Грабеж средь бела дня
Шрифт:
Алешка медленно спускался по ступеням, освобождая родную школу от опасности, а я бережно поддерживал его под локоть.
По мере нашего продвижения школьный народ, постепенно отступая и расступаясь, освобождал для нас пространство двора. Перед нами раскрылся коридор, ограниченный застывшими фигурами и бледными лицами с открытыми ртами.
Тут уж мне стало немного стыдно. И я уже немного пожалел, что пошел на такое легкомыслие. Тем более что впереди возникло непреодолимое препятствие в виде нерушимой фигуры отставного подполковника, бывшего командира 107-го
Мы остановились. А директор шагнул вперед, вплотную к Алешке, протянул руку, и граната исчезла в его широкой ладони. Которую он сжал в кулак.
– Не бойтесь, она не взорвется, - шепнул Алешка.
– Сам вижу, - шепнул в ответ директор, опустил гранату в карман и гаркнул на весь школьный двор хорошо поставленным командирским голосом:
– Отбой тревоги! Разойдись по рабочим местам!
И повернулся к нам:
– А вы оба-два за мной шагом марш!
– И строевым шагом направился в свой кабинет.
Там директор, не теряя времени, снял телефонную трубку и набрал известный двузначный номер:
– Милиция… - начал он, но тут же, повинуясь сигнализации, которую Алешка послал ему всеми своими глазами, правильно среагировал и, пробормотав: «Извините, ошибся», положил трубку.
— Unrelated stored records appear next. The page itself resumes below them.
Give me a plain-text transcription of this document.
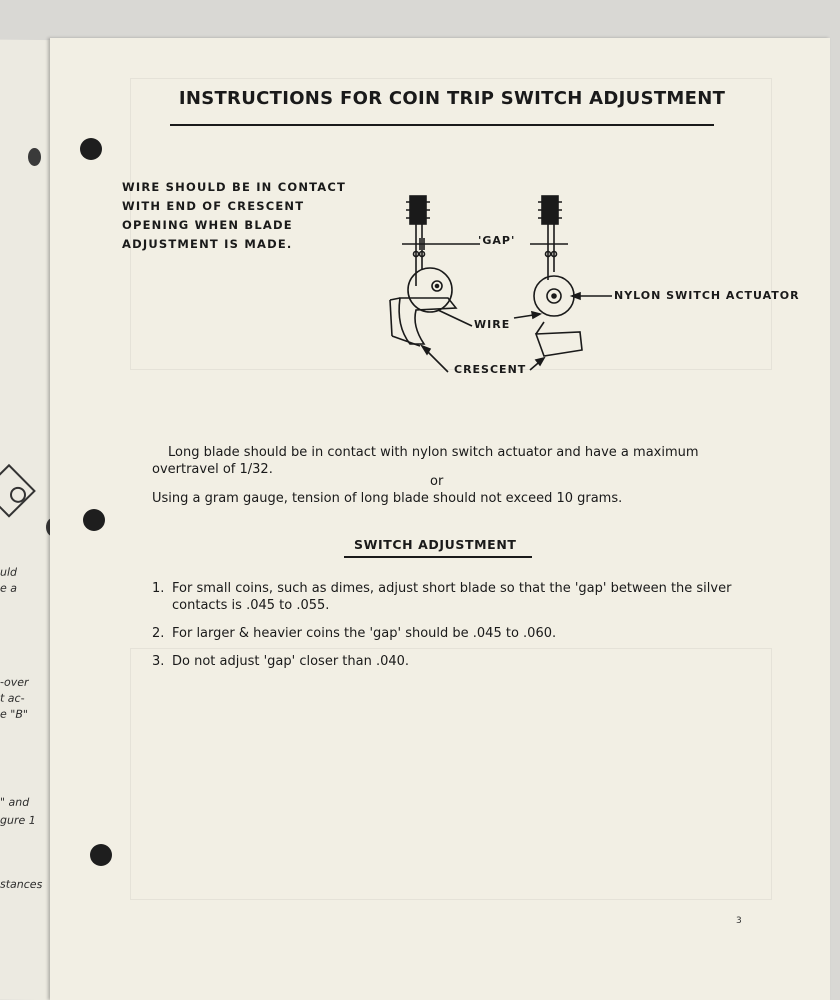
uld
e a
-over
t ac-
e "B"
" and
gure 1
stances
INSTRUCTIONS FOR COIN TRIP SWITCH ADJUSTMENT
WIRE SHOULD BE IN CONTACT
WITH END OF CRESCENT
OPENING WHEN BLADE
ADJUSTMENT IS MADE.	'GAP'
NYLON SWITCH ACTUATOR
WIRE
CRESCENT
Long blade should be in contact with nylon switch actuator and have a maximum overtravel of 1/32.
or
Using a gram gauge, tension of long blade should not exceed 10 grams.
SWITCH ADJUSTMENT
1. For small coins, such as dimes, adjust short blade so that the 'gap' between the silver contacts is .045 to .055.
2. For larger & heavier coins the 'gap' should be .045 to .060.
3. Do not adjust 'gap' closer than .040.
3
А в моей голове за несколько секунд пронесся целый вихрь мыслей. И наш директор, которого вся школа за его спиной потихоньку считала грубым и нечутким солдафоном, вдруг открылся мне совсем с другой стороны. Армия, оказывается, наложила на него очень правильный отпечаток: приучила к дисциплине и ответственности за подчиненных людей и научила принимать правильные и быстрые решения в критических ситуациях. И рисковать собой, чтобы риску не подвергались другие. Особенно - дети.
А то, что он сразу не заметил, что граната не настоящая, тоже говорит в его пользу. Ему в этот момент было не до того. Ему в этот момент подумалось о целой тысяче школьников и взрослых, которые оказались в опасности…
Глубокое раскаяние охватило меня. И Лешку, похоже, тоже.
Директор достал из кармана гранату и положил ее перед собой:
– Ваша работа?
Мы переглянулись и молча кивнули.
– Дурацкая шутка.
– Это не шутка, - пролепетал я.
– Ты прав. Это проступок. За который придется отвечать. Перед строем. Хорошо еще, что обошлось без милиции. Без МЧС. Без «Скорой помощи» и пожарных. Без саперов.
Его слова падали на наши головы, как кирпичи со стройки.
– У нас… это… смягчающие обстоятельства, - буркнул Алешка.
Пришлось все рассказать.
Директор выслушал нас внимательно, сделал какие-то пометки в настольном календаре и шлепнул ладонью по столу:
– Все! Каждый должен заниматься своим делом. Ваше дело - учиться, учиться и учиться. А дело милиции…
– Милиции надо помогать, - осмелел Алешка.
– А то ее все только ругают. А вы, Семен Петрович, еще меня подозрили…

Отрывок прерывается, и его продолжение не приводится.